When the sites of 10 major retailers face heavy traffic, the “born digital sites” cope much better than the traditional retailers, according to digital automation intelligence vendor Testplant, which measured the overall transaction response times, defined here as the amount of time it takes to visit a website and add a product to cart. Testplant ran a test for Internet Retailer during a two-day span (Sunday-Monday, Dec. 17-18), measuring 10 major retail websites, including online marketplace eBay, Amazon.com Inc., Wal-Mart Stores Inc. (No. 3) and Etsy Inc. (No. 22) among others.
All 10 sites had mean transaction times under 5 seconds during normal periods, but when the sites faced heavier traffic, website transaction times for retailers that also operate bricks-and-mortar stores shot much higher. The one exception was Best Buy Co. Inc. (No. 10), which posted a peak transaction time of 6.8 seconds, second only to Amazon.com’s 5.4 seconds. But a transaction on the website of Kohl’s Corp. (No. 18) took 29.2 seconds when traffic spiked and for Macy’s Inc. (No. 6) 24.5 seconds.
Holiday shoppers visiting eBay Inc.’s website were able to add a product to their carts in the shortest period of time. Testplant’s data found that it took on average 1.874 seconds from visiting eBay’s site to where a shopper could successfully add an item to their online shopping cart, the fastest of all 10 websites measured.

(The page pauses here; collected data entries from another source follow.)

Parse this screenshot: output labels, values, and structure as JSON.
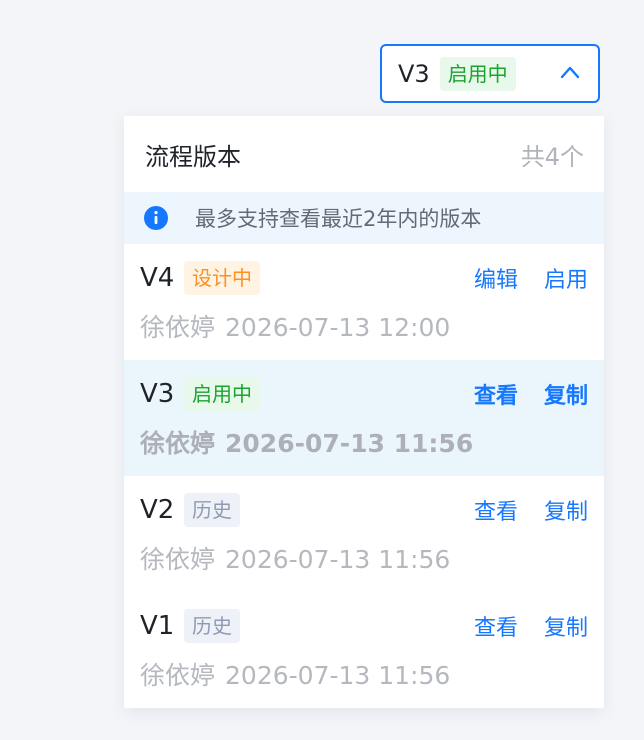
{
  "selector": {
    "version": "V3",
    "status": "启用中",
    "chevron_icon": "chevron-up-icon"
  },
  "panel": {
    "title": "流程版本",
    "count": "共4个",
    "info": {
      "icon": "info-icon",
      "text": "最多支持查看最近2年内的版本"
    },
    "versions": [
      {
        "name": "V4",
        "status": "设计中",
        "status_type": "design",
        "actions": [
          "编辑",
          "启用"
        ],
        "author": "徐依婷",
        "time": "2026-07-13 12:00",
        "current": false
      },
      {
        "name": "V3",
        "status": "启用中",
        "status_type": "active",
        "actions": [
          "查看",
          "复制"
        ],
        "author": "徐依婷",
        "time": "2026-07-13 11:56",
        "current": true
      },
      {
        "name": "V2",
        "status": "历史",
        "status_type": "history",
        "actions": [
          "查看",
          "复制"
        ],
        "author": "徐依婷",
        "time": "2026-07-13 11:56",
        "current": false
      },
      {
        "name": "V1",
        "status": "历史",
        "status_type": "history",
        "actions": [
          "查看",
          "复制"
        ],
        "author": "徐依婷",
        "time": "2026-07-13 11:56",
        "current": false
      }
    ]
  },
  "colors": {
    "accent": "#1677ff",
    "active": "#1aa52f",
    "design": "#ff8f1f",
    "history": "#8f9bb3"
  }
}
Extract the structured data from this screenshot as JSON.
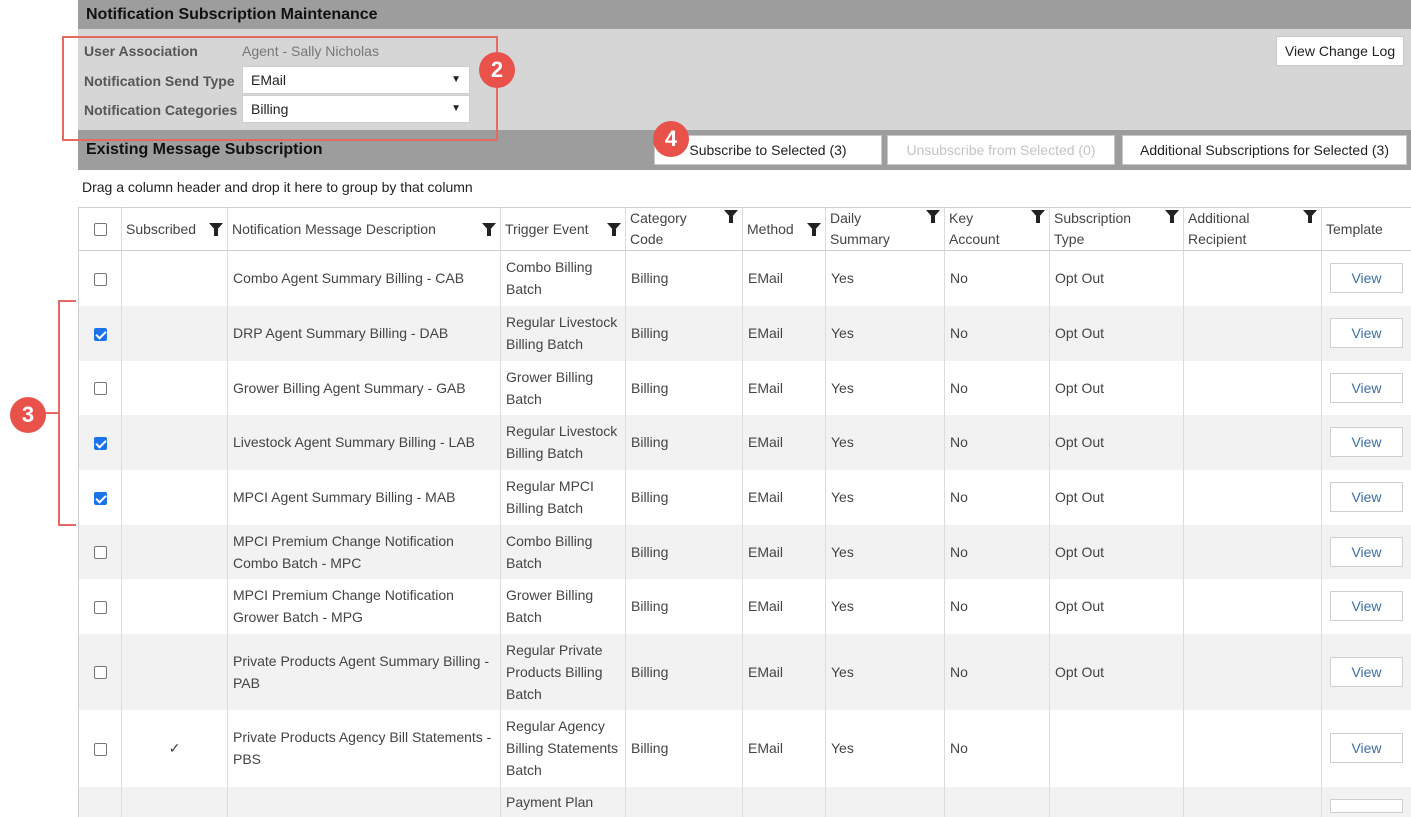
{
  "title": "Notification Subscription Maintenance",
  "filters": {
    "user_association_label": "User Association",
    "user_association_value": "Agent - Sally Nicholas",
    "send_type_label": "Notification Send Type",
    "send_type_value": "EMail",
    "categories_label": "Notification Categories",
    "categories_value": "Billing"
  },
  "view_change_log_label": "View Change Log",
  "section_title": "Existing Message Subscription",
  "actions": {
    "subscribe": "Subscribe to Selected (3)",
    "unsubscribe": "Unsubscribe from Selected (0)",
    "additional": "Additional Subscriptions for Selected (3)"
  },
  "group_hint": "Drag a column header and drop it here to group by that column",
  "columns": {
    "subscribed": "Subscribed",
    "description": "Notification Message Description",
    "trigger": "Trigger Event",
    "category_1": "Category",
    "category_2": "Code",
    "method": "Method",
    "daily_1": "Daily",
    "daily_2": "Summary",
    "key_1": "Key",
    "key_2": "Account",
    "subtype_1": "Subscription",
    "subtype_2": "Type",
    "addl_1": "Additional",
    "addl_2": "Recipient",
    "template": "Template"
  },
  "rows": [
    {
      "checked": false,
      "subscribed": "",
      "desc": "Combo Agent Summary Billing - CAB",
      "trigger": "Combo Billing Batch",
      "category": "Billing",
      "method": "EMail",
      "daily": "Yes",
      "key": "No",
      "subtype": "Opt Out",
      "addl": "",
      "template": "View"
    },
    {
      "checked": true,
      "subscribed": "",
      "desc": "DRP Agent Summary Billing - DAB",
      "trigger": "Regular Livestock Billing Batch",
      "category": "Billing",
      "method": "EMail",
      "daily": "Yes",
      "key": "No",
      "subtype": "Opt Out",
      "addl": "",
      "template": "View"
    },
    {
      "checked": false,
      "subscribed": "",
      "desc": "Grower Billing Agent Summary - GAB",
      "trigger": "Grower Billing Batch",
      "category": "Billing",
      "method": "EMail",
      "daily": "Yes",
      "key": "No",
      "subtype": "Opt Out",
      "addl": "",
      "template": "View"
    },
    {
      "checked": true,
      "subscribed": "",
      "desc": "Livestock Agent Summary Billing - LAB",
      "trigger": "Regular Livestock Billing Batch",
      "category": "Billing",
      "method": "EMail",
      "daily": "Yes",
      "key": "No",
      "subtype": "Opt Out",
      "addl": "",
      "template": "View"
    },
    {
      "checked": true,
      "subscribed": "",
      "desc": "MPCI Agent Summary Billing - MAB",
      "trigger": "Regular MPCI Billing Batch",
      "category": "Billing",
      "method": "EMail",
      "daily": "Yes",
      "key": "No",
      "subtype": "Opt Out",
      "addl": "",
      "template": "View"
    },
    {
      "checked": false,
      "subscribed": "",
      "desc": "MPCI Premium Change Notification Combo Batch - MPC",
      "trigger": "Combo Billing Batch",
      "category": "Billing",
      "method": "EMail",
      "daily": "Yes",
      "key": "No",
      "subtype": "Opt Out",
      "addl": "",
      "template": "View"
    },
    {
      "checked": false,
      "subscribed": "",
      "desc": "MPCI Premium Change Notification Grower Batch - MPG",
      "trigger": "Grower Billing Batch",
      "category": "Billing",
      "method": "EMail",
      "daily": "Yes",
      "key": "No",
      "subtype": "Opt Out",
      "addl": "",
      "template": "View"
    },
    {
      "checked": false,
      "subscribed": "",
      "desc": "Private Products Agent Summary Billing - PAB",
      "trigger": "Regular Private Products Billing Batch",
      "category": "Billing",
      "method": "EMail",
      "daily": "Yes",
      "key": "No",
      "subtype": "Opt Out",
      "addl": "",
      "template": "View"
    },
    {
      "checked": false,
      "subscribed": "✓",
      "desc": "Private Products Agency Bill Statements - PBS",
      "trigger": "Regular Agency Billing Statements Batch",
      "category": "Billing",
      "method": "EMail",
      "daily": "Yes",
      "key": "No",
      "subtype": "",
      "addl": "",
      "template": "View"
    },
    {
      "checked": false,
      "subscribed": "",
      "desc": "",
      "trigger": "Payment Plan",
      "category": "",
      "method": "",
      "daily": "",
      "key": "",
      "subtype": "",
      "addl": "",
      "template": ""
    }
  ],
  "callouts": {
    "c2": "2",
    "c3": "3",
    "c4": "4"
  },
  "colors": {
    "accent_red": "#e8524a",
    "header_gray": "#9d9d9d",
    "filter_gray": "#d6d6d6",
    "link_blue": "#3a6fa7",
    "check_blue": "#1a73e8"
  }
}
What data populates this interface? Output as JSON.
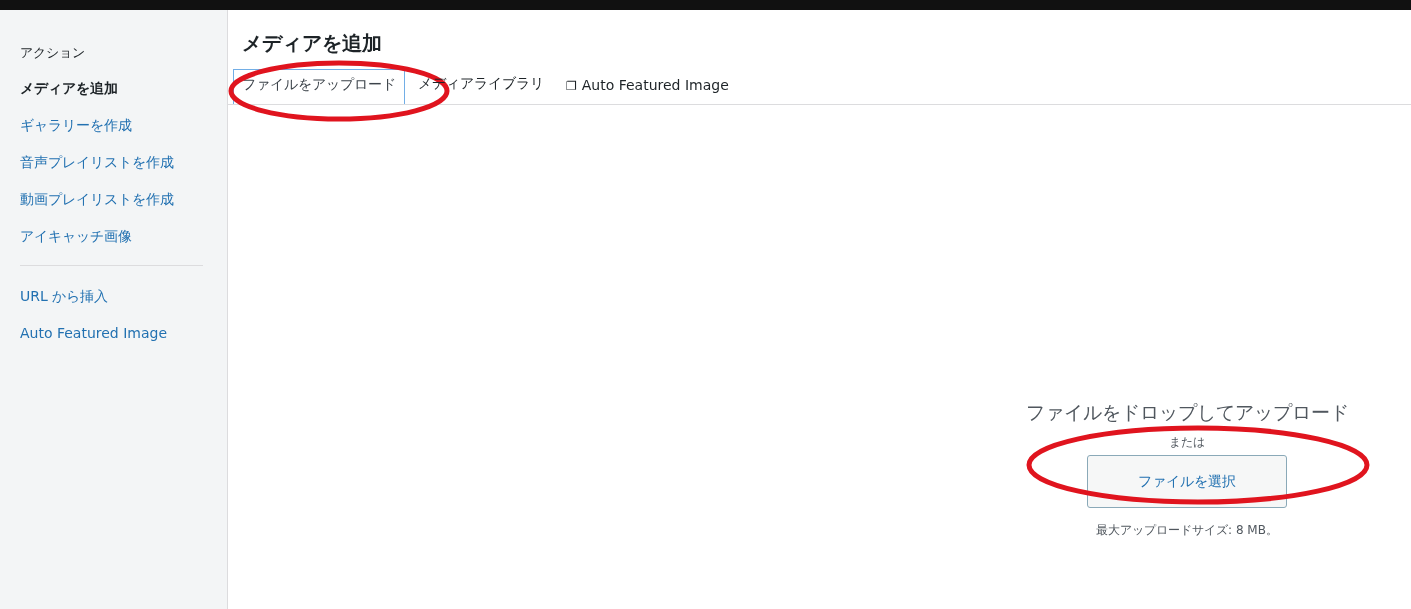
{
  "sidebar": {
    "heading": "アクション",
    "groups": [
      [
        {
          "label": "メディアを追加",
          "selected": true
        },
        {
          "label": "ギャラリーを作成",
          "selected": false
        },
        {
          "label": "音声プレイリストを作成",
          "selected": false
        },
        {
          "label": "動画プレイリストを作成",
          "selected": false
        },
        {
          "label": "アイキャッチ画像",
          "selected": false
        }
      ],
      [
        {
          "label": "URL から挿入",
          "selected": false
        },
        {
          "label": "Auto Featured Image",
          "selected": false
        }
      ]
    ]
  },
  "title": "メディアを追加",
  "tabs": [
    {
      "label": "ファイルをアップロード",
      "selected": true,
      "circled": true
    },
    {
      "label": "メディアライブラリ",
      "selected": false,
      "circled": false
    },
    {
      "glyph": "❐",
      "label": "Auto Featured Image",
      "selected": false,
      "circled": false
    }
  ],
  "uploader": {
    "instructions": "ファイルをドロップしてアップロード",
    "or": "または",
    "button": {
      "label": "ファイルを選択",
      "circled": true
    },
    "max_size": "最大アップロードサイズ: 8 MB。"
  }
}
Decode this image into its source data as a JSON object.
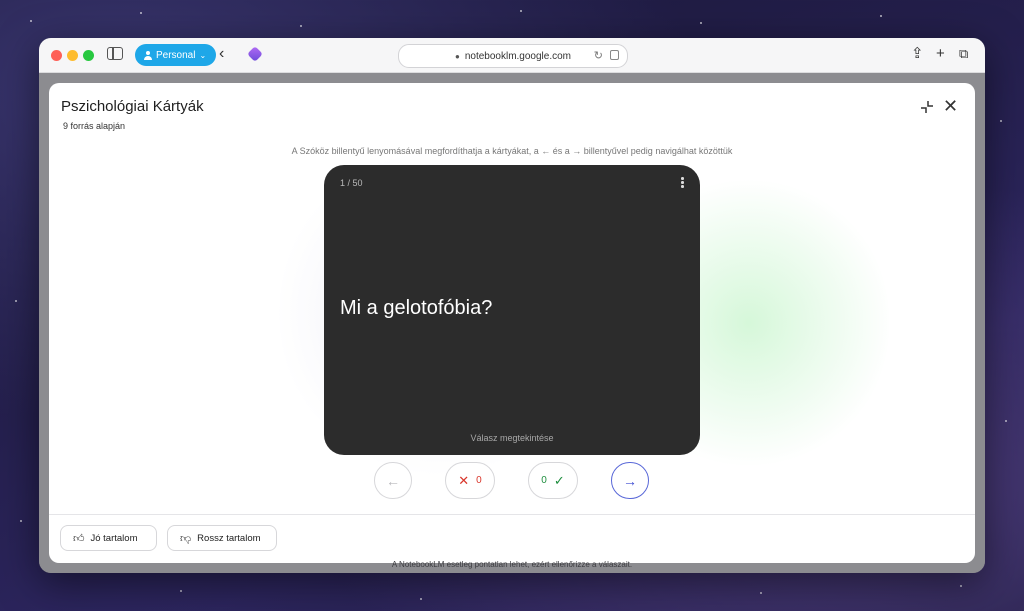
{
  "browser": {
    "profile_label": "Personal",
    "url": "notebooklm.google.com"
  },
  "modal": {
    "title": "Pszichológiai Kártyák",
    "subtitle": "9 forrás alapján",
    "hint": "A Szóköz billentyű lenyomásával megfordíthatja a kártyákat, a ← és a → billentyűvel pedig navigálhat közöttük"
  },
  "card": {
    "counter": "1 / 50",
    "question": "Mi a gelotofóbia?",
    "reveal_label": "Válasz megtekintése"
  },
  "controls": {
    "prev_icon": "←",
    "wrong_count": "0",
    "right_count": "0",
    "next_icon": "→"
  },
  "feedback": {
    "good_label": "Jó tartalom",
    "bad_label": "Rossz tartalom"
  },
  "footer_note": "A NotebookLM esetleg pontatlan lehet, ezért ellenőrizze a válaszait.",
  "colors": {
    "profile_accent": "#1ea7e8",
    "card_bg": "#2c2c2c",
    "wrong": "#d9362b",
    "right": "#1e8e3e",
    "next_accent": "#3c4bd2"
  }
}
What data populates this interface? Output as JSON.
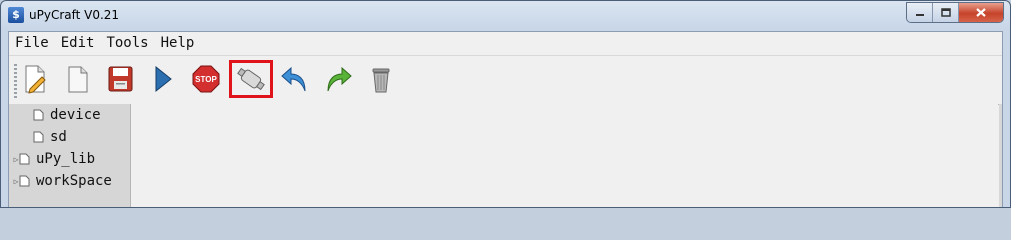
{
  "window": {
    "title": "uPyCraft V0.21",
    "app_icon_glyph": "$",
    "controls": {
      "minimize_icon": "minimize-icon",
      "maximize_icon": "maximize-icon",
      "close_icon": "close-icon"
    }
  },
  "menu": [
    "File",
    "Edit",
    "Tools",
    "Help"
  ],
  "toolbar": [
    {
      "name": "new-file-icon"
    },
    {
      "name": "open-file-icon"
    },
    {
      "name": "save-icon"
    },
    {
      "name": "run-icon"
    },
    {
      "name": "stop-icon",
      "label": "STOP"
    },
    {
      "name": "connect-icon",
      "highlighted": true
    },
    {
      "name": "undo-icon"
    },
    {
      "name": "redo-icon"
    },
    {
      "name": "delete-icon"
    }
  ],
  "tree": [
    {
      "label": "device",
      "expandable": false
    },
    {
      "label": "sd",
      "expandable": false
    },
    {
      "label": "uPy_lib",
      "expandable": true
    },
    {
      "label": "workSpace",
      "expandable": true
    }
  ],
  "colors": {
    "highlight": "#e0121a",
    "tree_bg": "#d6d6d6",
    "titlebar": "#c8d6e8"
  }
}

Amazon, No. 1 in the Internet Retailer 2017 Top 500 and which may have captured half of all online sales on Black Friday, had an average transaction response time of 2.157 seconds, third behind Etsy and eBay. Overall, the top three fastest retail sites are all digitally native brands, while the three slowest—Target Corp. (No. 20), Toys R Us Inc. (No. 38), and Kohl’s Corp. (No. 18)—are retail chains that also sell online.